Somut uyuşmazlıkta mahkemece, sözleşmenin adi yazılı düzenlenmiş olmasına rağmen yukarıda belirtilen bazı koşulların varlığı halinde değer tanınıp tanınamayacağı yönü üzerinde hiç durulmamıştır. Öncelikle, davalılar arasındaki 19.08.1992 tarihli sözleşmenin değerlendirilmesi, geçersiz olmasına rağmen sözleşmeye değer tanınıp tanınmayacağı sorununun tartışılması gerekir.
Sözleşmenin hükümlerinin sonuç doğuracağı kanısına varılması halinde ise;
Her ne kadar mahkemece istem sözleşmede çekişme konusu bağımsız bölümlerin yükleniciye bırakıldığına dair bir hüküm bulunmadığı ve yüklenicinin edimlerini yerine getirmemesi nedeniyle reddedilmiş ise de, taraflar arasında çekişme konusu 1,5 ve 6 numaralı bağımsız bölümlerin yükleniciye bırakılan yerler içinde olduğu hususunda bir çekişme yoktur. Diğer taraftan keşif ve bilirkişi raporuna göre yapının tamamlandığı anlaşılmaktadır. Ancak, bilirkişi yapıda eksik ve ayıplı işler olup olmadığını incelememiştir. Bundan ayrı taraf beyanlarından binada bazı tadilatlar yapıldığı anlaşılmaktadır. Bilirkişi bu tadilatların projeye uygun olup olmadığını tadilatlar sebebiyle binaya iskan (oturma) ruhsatı verilip verilemeyeceği hususunu da incelememiştir. Çünkü bina yapımından maksat o binanın sözleşmesine, tasdikli projesine, fen ve sanat kurallarına uygun meydana getirilmesidir. Aksi takdirde bina yapım işini üstlenen yüklenici edimlerini yerine getirmiş sayılmaz.

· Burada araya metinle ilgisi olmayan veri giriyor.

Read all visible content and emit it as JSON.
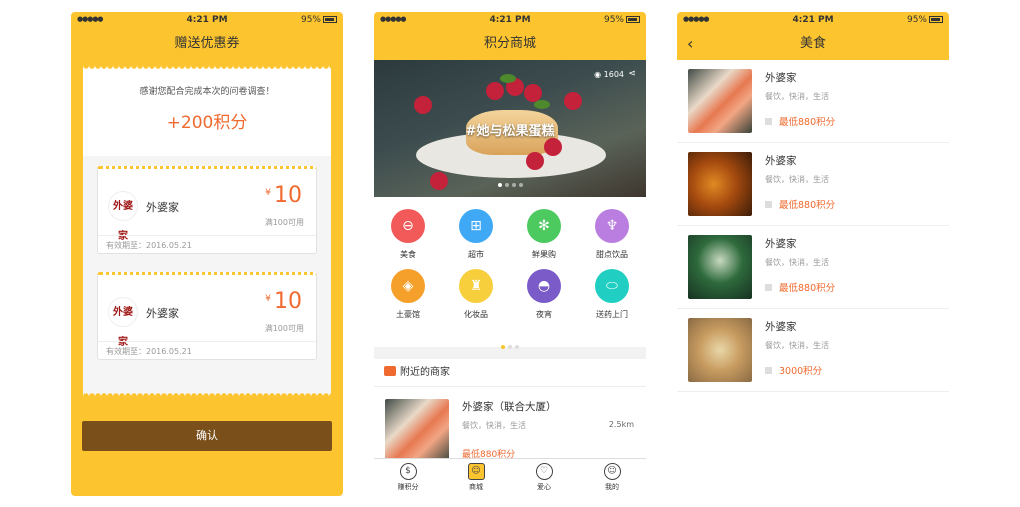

Öte yandan davalı arsa sahibi yapının sözleşmedeki teslim tarihi olan 30.05.1993 tarihinden çok sonra teslim edildiğini savunduğundan ve kira alacağı bulunduğunu bildirdiğinden davalı arsa sahibinden buna ilişkin delilleri sorulmalı bir kira ve ceza alacağı varsa bunun miktarı tespit olunmalı gerek duyulursa davalı arsa sahibine ödenmek üzere davacıya depo ettirilmelidir.

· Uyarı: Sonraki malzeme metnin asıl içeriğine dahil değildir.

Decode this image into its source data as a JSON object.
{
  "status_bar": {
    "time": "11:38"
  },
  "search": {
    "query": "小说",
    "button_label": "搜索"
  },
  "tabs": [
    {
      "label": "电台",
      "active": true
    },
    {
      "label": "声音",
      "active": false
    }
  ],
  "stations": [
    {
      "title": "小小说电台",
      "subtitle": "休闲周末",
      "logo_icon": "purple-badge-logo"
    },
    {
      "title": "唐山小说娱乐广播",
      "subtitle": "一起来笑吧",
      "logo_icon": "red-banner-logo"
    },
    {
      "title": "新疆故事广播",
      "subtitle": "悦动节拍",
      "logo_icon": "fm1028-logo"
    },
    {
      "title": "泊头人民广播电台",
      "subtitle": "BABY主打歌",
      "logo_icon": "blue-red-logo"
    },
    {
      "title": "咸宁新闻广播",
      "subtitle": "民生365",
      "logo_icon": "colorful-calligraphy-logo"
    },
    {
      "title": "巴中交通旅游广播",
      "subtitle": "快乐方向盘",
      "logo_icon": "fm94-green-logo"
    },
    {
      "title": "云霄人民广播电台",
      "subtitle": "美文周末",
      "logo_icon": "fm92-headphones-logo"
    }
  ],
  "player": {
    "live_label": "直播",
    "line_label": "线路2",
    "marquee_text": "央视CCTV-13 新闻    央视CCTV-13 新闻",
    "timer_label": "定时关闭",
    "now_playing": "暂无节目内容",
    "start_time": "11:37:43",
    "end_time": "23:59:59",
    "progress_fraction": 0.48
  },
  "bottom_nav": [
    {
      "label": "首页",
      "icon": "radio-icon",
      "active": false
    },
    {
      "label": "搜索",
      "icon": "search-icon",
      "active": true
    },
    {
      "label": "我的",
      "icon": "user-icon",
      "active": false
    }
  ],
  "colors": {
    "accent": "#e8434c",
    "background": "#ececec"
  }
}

Bütün bu saptamalardan sonra mahkemece yapılması gereken iş binaya ait tasdikli projeden yararlanarak yerinde yeniden keşif yapmak, özellikle tadilatlar olup olmadığı, yapıda iskanı almaya engel bir durum bulunup bulunmadığı, mevcut haliyle binanın sözleşmeye, tasdikli projeye fen ve amaca uygun meydana getirilip getirilmediği açıklığa kavuşturularak istem hakkında bunun sonucuna uygun bir hüküm kurmak olmalıdır.
Eksik inceleme ve araştırmaya dayalı karar açıklanan nedenle bozulmalıdır.
SONUÇ:Yukarıda açıklanan nedenlerle temyiz olunan hükmün BOZULMASINA, peşin harcın istek halinde yatırana iadesine, 23.01.2012 gününde oybirliği ile karar verildi.